Diese Zeilen stammen nicht von mir, sondern vom Schriftsteller Ulrich Plenzdorf, aus seiner "Legende vom Glück ohne Ende", verfilmt und berühmt geworden als wohl beliebteste Liebesgeschichte der DDR: "Die Legende von Paul und Paula". Man kann nur spekulieren, auf welche Bautätigkeiten sich dieses mit kritischem Unterton beladene Zitat bezieht, denn Namen werden nicht genannt. Meinte der Erzähler Eisenhüttenstadt? Schwedt? Oder Hoyerswerda? Das Wort "Paläste" erinnert zumindest an die Arbeiterpaläste in Stalinstadt und der Berliner Stalinallee. Klar ist lediglich, dass die Handlung in den ersten Jahrzehnten nach dem Krieg angesiedelt ist, vermutlich zu Beginn der sechziger Jahre, denn da konnte man noch ungehindert nach Westberlin fahren, wie Paul in dem Buch.
Die Geschichte von Paul und Paula selbst spielte sich in Ostberlin ab, genauer in der Singerstraße im Friedrichshain. In dieser Straße stehen sich alt und neu baulich gegenüber: auf der einen Seite Altbauten, die gerade erst den Krieg überdauert haben und nun auf den volkseigenen Abriss warten. Da wohnt Paula mit ihrer Tochter. Auf der gegenüber liegenden Seite stehen bereits moderne Neubauten. Da wohnt Paul mit seiner Frau. Im Film ist das schön zu erkennen, schmutzige aber heimelige Häuser hier, helle aber unsympathische Plattenbauten dort.
Auf unsere Stadt bezogen könnte man sich da so ein Areal vorstellen wie dort, wo Fürstenberg an den VII. Wohnkomplex heranreicht. Die Fischerstraße vielleicht oder die Gubener oder auch die Platanenallee. In den Achtzigern mussten dort einige Altbauten in die saure Abrissbirne beißen, weil der Plan das so vorsah.
Ich selbst entsinne mich, an einem Sonntagnachmittag auf dem Dach eines dem Abbruch geweihten Mehrfamilienhauses in der Gubener herumgeturnt zu sein. Mit kindlicher Freude an der erlaubten Zerstörung entfernte ich von einem Schornstein die Ziegelsteine, um sie sogleich durch den senkrechten Schacht zu entsorgen. Der abwärts rasende Stein erinnerte mich an eine Rohrpost, das Geräusch dazu war ein dumpfer, erdiger Ton.

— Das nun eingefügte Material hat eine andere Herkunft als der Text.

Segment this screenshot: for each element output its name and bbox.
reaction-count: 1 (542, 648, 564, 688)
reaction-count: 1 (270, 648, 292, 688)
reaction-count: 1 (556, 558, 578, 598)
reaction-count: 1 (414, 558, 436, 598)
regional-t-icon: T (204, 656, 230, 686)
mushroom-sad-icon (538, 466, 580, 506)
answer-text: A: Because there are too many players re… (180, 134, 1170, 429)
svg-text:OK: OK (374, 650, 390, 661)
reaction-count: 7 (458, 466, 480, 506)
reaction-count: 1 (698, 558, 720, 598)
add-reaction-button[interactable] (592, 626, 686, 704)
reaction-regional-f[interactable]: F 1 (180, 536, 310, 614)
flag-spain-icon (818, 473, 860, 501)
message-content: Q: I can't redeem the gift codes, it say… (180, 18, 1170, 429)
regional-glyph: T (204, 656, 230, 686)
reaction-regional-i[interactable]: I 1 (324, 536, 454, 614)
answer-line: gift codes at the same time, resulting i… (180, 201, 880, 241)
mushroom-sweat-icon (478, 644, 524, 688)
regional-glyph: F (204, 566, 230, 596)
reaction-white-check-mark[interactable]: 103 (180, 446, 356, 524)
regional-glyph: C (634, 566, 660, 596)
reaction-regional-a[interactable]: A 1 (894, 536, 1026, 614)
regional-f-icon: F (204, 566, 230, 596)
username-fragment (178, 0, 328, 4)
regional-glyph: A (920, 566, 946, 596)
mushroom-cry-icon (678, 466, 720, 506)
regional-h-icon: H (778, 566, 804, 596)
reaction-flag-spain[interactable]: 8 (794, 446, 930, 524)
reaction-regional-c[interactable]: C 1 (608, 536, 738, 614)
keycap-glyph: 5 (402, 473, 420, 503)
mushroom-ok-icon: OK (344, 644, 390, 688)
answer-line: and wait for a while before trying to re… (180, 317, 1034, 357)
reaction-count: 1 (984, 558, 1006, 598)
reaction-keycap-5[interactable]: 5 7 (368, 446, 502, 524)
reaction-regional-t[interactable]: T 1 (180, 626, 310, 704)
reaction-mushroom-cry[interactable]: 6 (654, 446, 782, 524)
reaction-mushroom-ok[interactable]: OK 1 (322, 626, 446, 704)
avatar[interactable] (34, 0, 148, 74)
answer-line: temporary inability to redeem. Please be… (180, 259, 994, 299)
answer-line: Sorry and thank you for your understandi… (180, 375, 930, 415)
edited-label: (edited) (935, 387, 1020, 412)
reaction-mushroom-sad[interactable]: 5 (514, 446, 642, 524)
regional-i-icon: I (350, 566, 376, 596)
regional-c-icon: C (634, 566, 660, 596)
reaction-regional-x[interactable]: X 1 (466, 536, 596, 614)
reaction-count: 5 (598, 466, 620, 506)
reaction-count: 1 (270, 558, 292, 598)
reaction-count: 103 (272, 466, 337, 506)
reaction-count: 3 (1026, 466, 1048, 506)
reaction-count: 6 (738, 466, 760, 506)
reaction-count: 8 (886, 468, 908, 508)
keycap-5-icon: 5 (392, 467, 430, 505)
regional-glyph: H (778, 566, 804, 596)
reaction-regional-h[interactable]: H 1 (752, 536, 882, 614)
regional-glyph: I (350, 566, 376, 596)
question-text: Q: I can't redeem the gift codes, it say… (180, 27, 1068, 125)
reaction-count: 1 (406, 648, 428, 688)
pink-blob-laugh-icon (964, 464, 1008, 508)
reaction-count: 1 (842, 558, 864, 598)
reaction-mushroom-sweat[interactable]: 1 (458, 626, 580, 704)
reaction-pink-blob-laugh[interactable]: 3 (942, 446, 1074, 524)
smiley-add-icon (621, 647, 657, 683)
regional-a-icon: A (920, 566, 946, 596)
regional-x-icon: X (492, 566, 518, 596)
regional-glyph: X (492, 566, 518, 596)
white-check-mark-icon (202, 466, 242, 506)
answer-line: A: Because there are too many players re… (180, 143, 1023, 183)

Manche Steine verkanteten sich beim Anecken innerhalb des Schornsteins und blieben auf halber Höhe stecken. Ich musste nachhelfen, indem ich einen weiteren Stein hinterher sandte. Dann verdoppelte sich das Geräusch. Wenige Wochen später war der Schornstein samt Haus verschwunden, plattgemacht.
Heute nun müssen diejenigen Häuser, die damals in den Achtzigern errichtet wurden, vom Erdboden verschwinden. Ebenso von der Erde verschwunden ist der Autor Ulrich Plenzdorf, der uns noch weitere Klassiker wie "Die neuen Leiden des jungen W." oder kein "kein runter kein fern" hinterlassen hat. Plenzdorf ist leider im August 2007 verstorben. Damit er nicht auch aus dem Gedächtnis verschwindet, schrieb ich diesen Text und empfehle hiermit die erwähnten Bücher zur Lektüre.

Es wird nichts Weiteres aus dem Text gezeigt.